Chhattisgarh Assembly Elections 2018: 14% voter turnout so far; 31 EVMs, 61 VVPATs replaced due to technical snag
Raipur: Polling in 18 assembly constituencies in the first phase of the Chhattisgarh elections began on a slow note Monday with about 14 per cent of the electorate casting their votes in the first few hours, a poll official said.
An improvised explosive device (IED) was detonated early morning in Dantewada district by Naxals, who had called for a boycott of the polls, police said. Voting in nine seats of Bastar division and one seat in Rajnandgaon district began at 7 am while in the other eight seats, it started at 8 am.
“Around 14 per cent polling has been registered so far. The polling is going on smoothly and peacefully,” an official said.
Thirty-one EVMs and 61 VVPAT machines were replaced due to technical snags, a poll official said.
A thick security blanket, comprising over 1.25 lakh police and paramilitary personnel, was thrown across the 18 constituencies as they fall under the Naxal-hit areas of Bastar, Kanker, Sukma, Bijapur, Dantewada, Narayanpur, Kondagaon and Rajnandgaon districts.
Sukma’s Superintendent of Police Abhishek Meena said voters from interiors areas in the district were coming out to exercise their right to franchise, defying the Naxals’ call for election boycott.
In ‘Bhejji 2’ and Gorkha polling booths, zero voting was recorded in the 2013 polls, but this time 11 and 20 voters respectively had voted in the initial hours, he said.
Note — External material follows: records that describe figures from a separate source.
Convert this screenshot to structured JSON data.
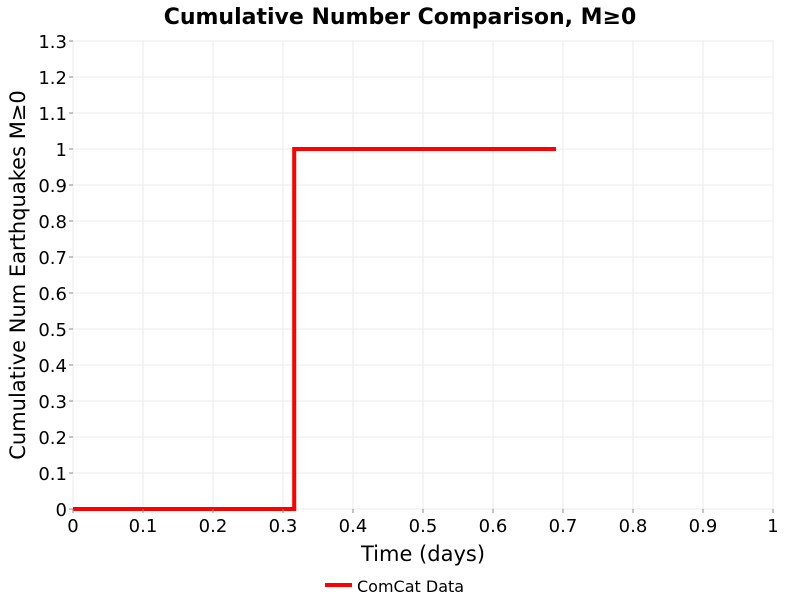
{
  "chart_data": {
    "type": "line",
    "title": "Cumulative Number Comparison, M≥0",
    "xlabel": "Time (days)",
    "ylabel": "Cumulative Num Earthquakes M≥0",
    "xlim": [
      0,
      1
    ],
    "ylim": [
      0,
      1.3
    ],
    "x_ticks": [
      "0",
      "0.1",
      "0.2",
      "0.3",
      "0.4",
      "0.5",
      "0.6",
      "0.7",
      "0.8",
      "0.9",
      "1"
    ],
    "y_ticks": [
      "0",
      "0.1",
      "0.2",
      "0.3",
      "0.4",
      "0.5",
      "0.6",
      "0.7",
      "0.8",
      "0.9",
      "1",
      "1.1",
      "1.2",
      "1.3"
    ],
    "grid": true,
    "legend_position": "bottom-center",
    "series": [
      {
        "name": "ComCat Data",
        "color": "#ff0000",
        "style": "step",
        "points": [
          [
            0,
            0
          ],
          [
            0.316,
            0
          ],
          [
            0.316,
            1
          ],
          [
            0.69,
            1
          ]
        ]
      }
    ]
  }
}
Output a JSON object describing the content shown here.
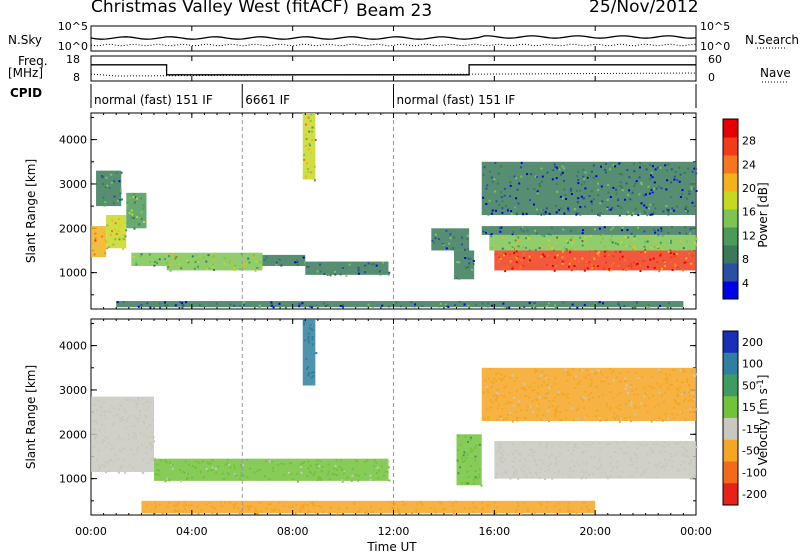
{
  "header": {
    "station": "Christmas Valley West (fitACF)",
    "beam": "Beam 23",
    "date": "25/Nov/2012"
  },
  "top_panels": {
    "nsky_label": "N.Sky",
    "nsky_ticks": [
      "10^5",
      "10^0"
    ],
    "nsearch_label": "N.Search",
    "nsearch_ticks": [
      "10^5",
      "10^0"
    ],
    "freq_label": "Freq.",
    "freq_unit": "[MHz]",
    "freq_ticks": [
      "18",
      "8"
    ],
    "nave_label": "Nave",
    "nave_ticks": [
      "60",
      "0"
    ],
    "cpid_label": "CPID",
    "cpid_segments": [
      {
        "start": 0,
        "end": 6,
        "text": "normal (fast) 151 IF"
      },
      {
        "start": 6,
        "end": 12,
        "text": "6661 IF"
      },
      {
        "start": 12,
        "end": 24,
        "text": "normal (fast) 151 IF"
      }
    ]
  },
  "power_panel": {
    "ylabel": "Slant Range [km]",
    "yticks": [
      "4000",
      "3000",
      "2000",
      "1000"
    ],
    "colorbar_label": "Power [dB]",
    "colorbar_ticks": [
      "28",
      "24",
      "20",
      "16",
      "12",
      "8",
      "4"
    ],
    "colors": [
      "#0000e6",
      "#2b4fa3",
      "#3a7a5a",
      "#4c9a5a",
      "#7dc453",
      "#c8d822",
      "#f3b11e",
      "#f5761e",
      "#f03c1a",
      "#e60000"
    ]
  },
  "velocity_panel": {
    "ylabel": "Slant Range [km]",
    "yticks": [
      "4000",
      "3000",
      "2000",
      "1000"
    ],
    "colorbar_label": "Velocity [m s",
    "colorbar_sup": "-1",
    "colorbar_ticks": [
      "200",
      "100",
      "50",
      "15",
      "-15",
      "-50",
      "-100",
      "-200"
    ],
    "colors": [
      "#1a2fb8",
      "#2f7fa0",
      "#3e9c63",
      "#72c23c",
      "#c8c8c0",
      "#f5a623",
      "#f26b1d",
      "#e62219"
    ]
  },
  "xaxis": {
    "label": "Time UT",
    "ticks": [
      "00:00",
      "04:00",
      "08:00",
      "12:00",
      "16:00",
      "20:00",
      "00:00"
    ]
  },
  "chart_data": {
    "type": "heatmap",
    "title": "Christmas Valley West (fitACF)",
    "subtitle": "Beam 23",
    "date": "25/Nov/2012",
    "xlabel": "Time UT",
    "x_range_hours": [
      0,
      24
    ],
    "ylim": [
      180,
      4600
    ],
    "freq_mhz_segments": [
      {
        "start": 0,
        "end": 3,
        "freq": 14.5
      },
      {
        "start": 3,
        "end": 15,
        "freq": 10.5
      },
      {
        "start": 15,
        "end": 24,
        "freq": 14.5
      }
    ],
    "power_regions": [
      {
        "t0": 0.0,
        "t1": 0.6,
        "r0": 1350,
        "r1": 2050,
        "v": 20
      },
      {
        "t0": 0.6,
        "t1": 1.4,
        "r0": 1550,
        "r1": 2300,
        "v": 18
      },
      {
        "t0": 1.4,
        "t1": 2.2,
        "r0": 2000,
        "r1": 2800,
        "v": 10
      },
      {
        "t0": 0.2,
        "t1": 1.2,
        "r0": 2500,
        "r1": 3300,
        "v": 8
      },
      {
        "t0": 1.6,
        "t1": 3.0,
        "r0": 1150,
        "r1": 1450,
        "v": 12
      },
      {
        "t0": 3.0,
        "t1": 6.8,
        "r0": 1050,
        "r1": 1450,
        "v": 14
      },
      {
        "t0": 6.8,
        "t1": 8.5,
        "r0": 1150,
        "r1": 1400,
        "v": 8
      },
      {
        "t0": 8.5,
        "t1": 11.8,
        "r0": 950,
        "r1": 1250,
        "v": 6
      },
      {
        "t0": 1.0,
        "t1": 23.5,
        "r0": 220,
        "r1": 360,
        "v": 6
      },
      {
        "t0": 14.4,
        "t1": 15.2,
        "r0": 850,
        "r1": 1500,
        "v": 8
      },
      {
        "t0": 13.5,
        "t1": 15.0,
        "r0": 1500,
        "r1": 2000,
        "v": 8
      },
      {
        "t0": 15.5,
        "t1": 24.0,
        "r0": 1850,
        "r1": 2050,
        "v": 6
      },
      {
        "t0": 15.8,
        "t1": 24.0,
        "r0": 1500,
        "r1": 1850,
        "v": 14
      },
      {
        "t0": 16.0,
        "t1": 24.0,
        "r0": 1050,
        "r1": 1500,
        "v": 26
      },
      {
        "t0": 15.5,
        "t1": 24.0,
        "r0": 2300,
        "r1": 3500,
        "v": 6
      },
      {
        "t0": 8.4,
        "t1": 8.9,
        "r0": 3100,
        "r1": 4600,
        "v": 16
      }
    ],
    "velocity_regions": [
      {
        "t0": 0.0,
        "t1": 2.5,
        "r0": 1150,
        "r1": 2850,
        "v": 0
      },
      {
        "t0": 2.5,
        "t1": 11.8,
        "r0": 950,
        "r1": 1450,
        "v": 20
      },
      {
        "t0": 14.5,
        "t1": 15.5,
        "r0": 850,
        "r1": 2000,
        "v": 30
      },
      {
        "t0": 16.0,
        "t1": 24.0,
        "r0": 1000,
        "r1": 1850,
        "v": 0
      },
      {
        "t0": 15.5,
        "t1": 24.0,
        "r0": 2300,
        "r1": 3500,
        "v": -20
      },
      {
        "t0": 2.0,
        "t1": 20.0,
        "r0": 220,
        "r1": 500,
        "v": -40
      },
      {
        "t0": 8.4,
        "t1": 8.9,
        "r0": 3100,
        "r1": 4600,
        "v": 120
      }
    ]
  }
}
In ‘Bhejji 1’ polling station, where last time only one vote was cast, 72 people had voted so far this time, Meena said.
Polling time in 10 constituencies — Mohla-Manpur, Antagarh, Bhanupratappur, Kanker, Keshkal, Kondagaon, Narayanpur, Dantewada, Bijapur and Konta — began at 7 am and would conclude at 3 pm, amid the threat by Naxals.
In the other eight constituencies — Khairgarh, Dongargarh, Rajnandgaon, Dongargaon, Khujji, Bastar, Jagdalpur and Chitrakot — voting began at 8 am and would end at 5 pm. In the first phase, 190 candidates were in the fray and as many as 4,336 polling booths had been set up and 19,079 polling personnel were deployed there.
Among the prominent candidates were Chief Minister Raman Singh, state ministers Kedar Kashyap (Narayanpur) and Mahesh Gagda (Bijpaur), and Bharatiya Janata Party’s (BJP) Kanker Lok Sabha MP Vikram Usendi (Antagarh).
Nine sitting Congress MLAs — Manoj Singh Mandavi (Bhanupratappur), Mohan Lal Markam (Kondagaon), Lakheshwar Baghel (Bastar), Deepak Kumar Baij (Chitrakot), Devati Karma (Dantewada), Kawasi Lakhma (Konta), Girwar Janghel (Khairagarh), Santram Netam (Keshkal) and Daleshwar Sahu (Dongargaon) — were also contesting.
This time, the coalition between Mayawati-led Bahujan Samaj Party (BSP), former chief minister Ajit Jogi’s JCC(J) and the Communist Party of India (CPI) had added another dimension to the electoral politics of Chhattisgarh.
Of the 18 seats going to polling in the first phase, 12 were reserved for Scheduled Tribes (STs) and one was for Scheduled Caste (SC) category. The second phase of polling in 72 seats, out of the 90-member Assembly, would be held on November 20 and counting of votes would take place on December 11.